Labour pledges to be ‘voice of small business’ if elected

The Labour Party has promised that the voice of small business will be “integral to a Labour government”.

The comments were made at Labour’s first Small Business Sunday at its annual conference in Liverpool.

“Labour knows the value of small businesses, who are not just the lifeblood of our communities but essential to our economic success,” said Jonathan Reynolds, shadow secretary of state for business and Trade.

Reynolds continued: “With Labour, small businesses will get the firm economic foundation they need to thrive, with action to tackle late payments, business rates reform and make it easier for small businesses to win public contracts.”

Labour has previously outlined measures it would take regarding business if it were to be elected to government, including the replacement of business rates with a “system for the 21st century”; action to tackle the scourge of late payments; and creating a “level playing field” for smaller firms to access public contracts.

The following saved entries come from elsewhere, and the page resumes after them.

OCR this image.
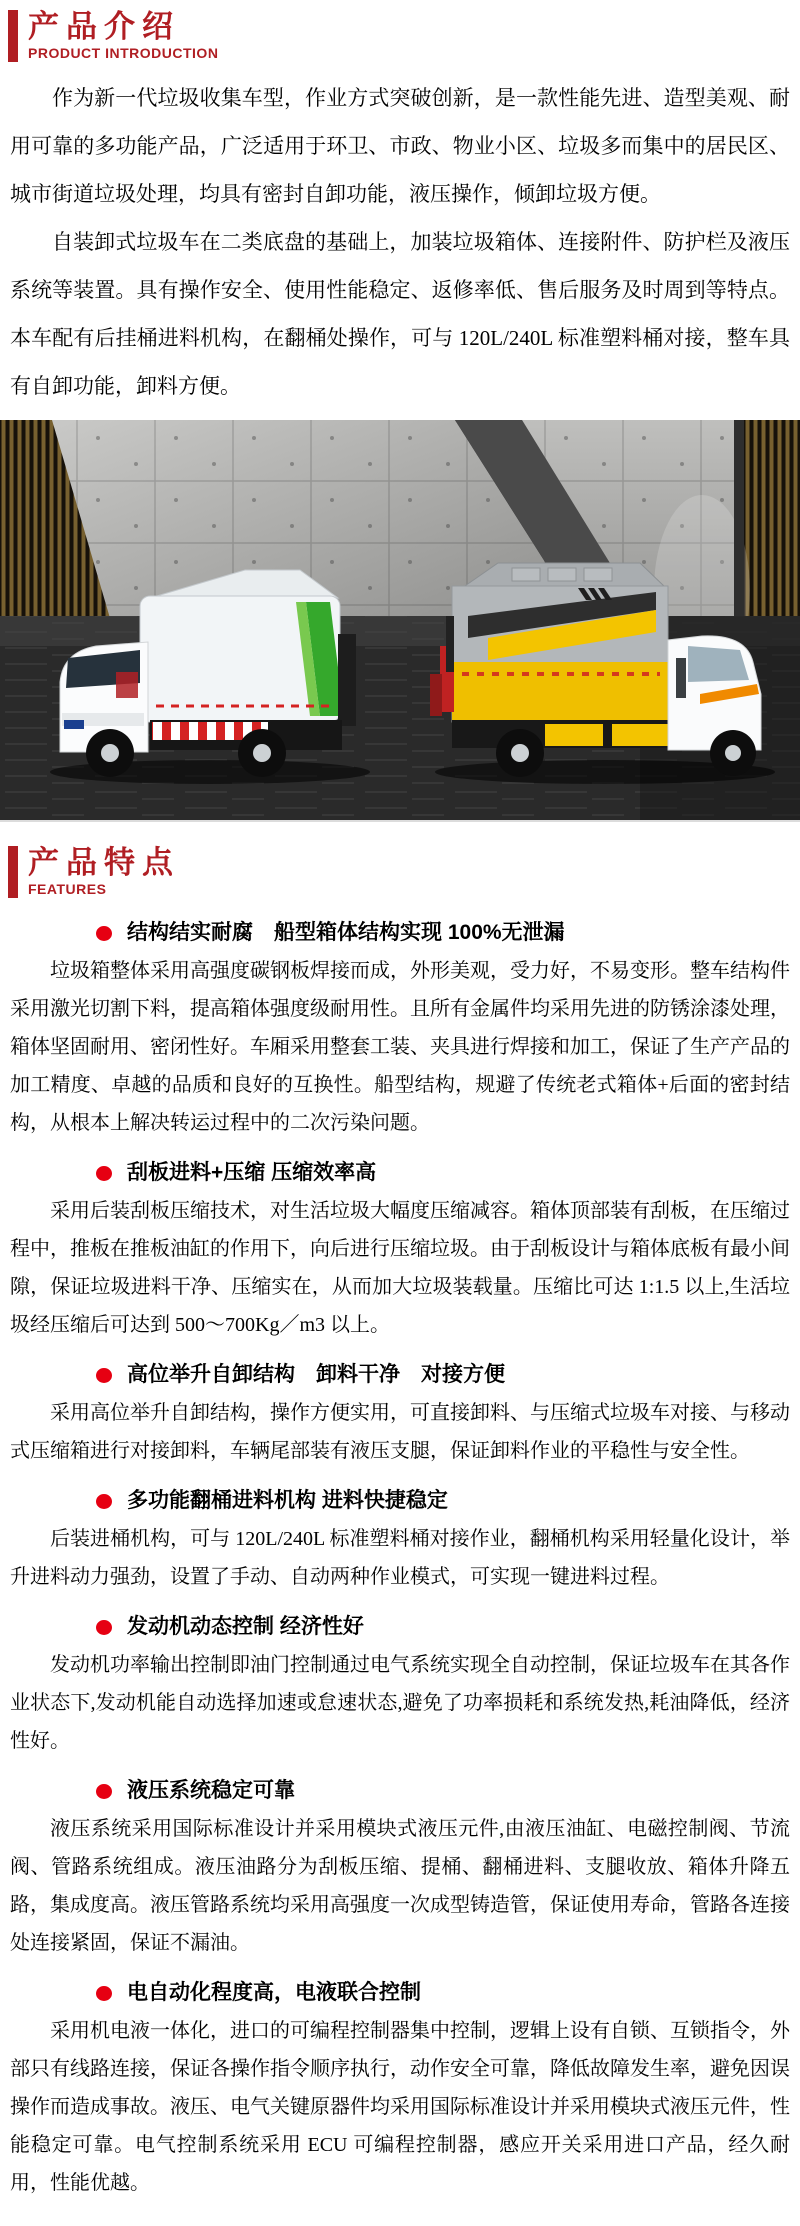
产品介绍
PRODUCT INTRODUCTION

作为新一代垃圾收集车型，作业方式突破创新，是一款性能先进、造型美观、耐用可靠的多功能产品，广泛适用于环卫、市政、物业小区、垃圾多而集中的居民区、城市街道垃圾处理，均具有密封自卸功能，液压操作，倾卸垃圾方便。

自装卸式垃圾车在二类底盘的基础上，加装垃圾箱体、连接附件、防护栏及液压系统等装置。具有操作安全、使用性能稳定、返修率低、售后服务及时周到等特点。本车配有后挂桶进料机构，在翻桶处操作，可与 120L/240L 标准塑料桶对接，整车具有自卸功能，卸料方便。

产品特点
FEATURES
结构结实耐腐　船型箱体结构实现 100%无泄漏

垃圾箱整体采用高强度碳钢板焊接而成，外形美观，受力好，不易变形。整车结构件采用激光切割下料，提高箱体强度级耐用性。且所有金属件均采用先进的防锈涂漆处理，箱体坚固耐用、密闭性好。车厢采用整套工装、夹具进行焊接和加工，保证了生产产品的加工精度、卓越的品质和良好的互换性。船型结构，规避了传统老式箱体+后面的密封结构，从根本上解决转运过程中的二次污染问题。

刮板进料+压缩 压缩效率高

采用后装刮板压缩技术，对生活垃圾大幅度压缩减容。箱体顶部装有刮板，在压缩过程中，推板在推板油缸的作用下，向后进行压缩垃圾。由于刮板设计与箱体底板有最小间隙，保证垃圾进料干净、压缩实在，从而加大垃圾装载量。压缩比可达 1:1.5 以上,生活垃圾经压缩后可达到 500～700Kg／m3 以上。

高位举升自卸结构　卸料干净　对接方便

采用高位举升自卸结构，操作方便实用，可直接卸料、与压缩式垃圾车对接、与移动式压缩箱进行对接卸料，车辆尾部装有液压支腿，保证卸料作业的平稳性与安全性。

多功能翻桶进料机构 进料快捷稳定

后装进桶机构，可与 120L/240L 标准塑料桶对接作业，翻桶机构采用轻量化设计，举升进料动力强劲，设置了手动、自动两种作业模式，可实现一键进料过程。

发动机动态控制 经济性好

发动机功率输出控制即油门控制通过电气系统实现全自动控制，保证垃圾车在其各作业状态下,发动机能自动选择加速或怠速状态,避免了功率损耗和系统发热,耗油降低，经济性好。

液压系统稳定可靠

液压系统采用国际标准设计并采用模块式液压元件,由液压油缸、电磁控制阀、节流阀、管路系统组成。液压油路分为刮板压缩、提桶、翻桶进料、支腿收放、箱体升降五路，集成度高。液压管路系统均采用高强度一次成型铸造管，保证使用寿命，管路各连接处连接紧固，保证不漏油。

电自动化程度高，电液联合控制

采用机电液一体化，进口的可编程控制器集中控制，逻辑上设有自锁、互锁指令，外部只有线路连接，保证各操作指令顺序执行，动作安全可靠，降低故障发生率，避免因误操作而造成事故。液压、电气关键原器件均采用国际标准设计并采用模块式液压元件，性能稳定可靠。电气控制系统采用 ECU 可编程控制器，感应开关采用进口产品，经久耐用，性能优越。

Bosses from 44 UK retailers – including Tesco, Sainsbury’s, Lidl and M&S – recently penned a letter to chancellor Jeremy Hunt calling for a freeze in the business rates multiplier expected to be announced in the upcoming Autumn Statement.

According to the British Retail Consortium (BRC), the retail industry pays over £7 billion in annual business rates. Without action from the chancellor, it said the business rates multiplier will rise in April 2024, in line with the September inflation figure – expected to be over six per cent – resulting in an increase of more than £400 million a year on retailers’ business rates bills.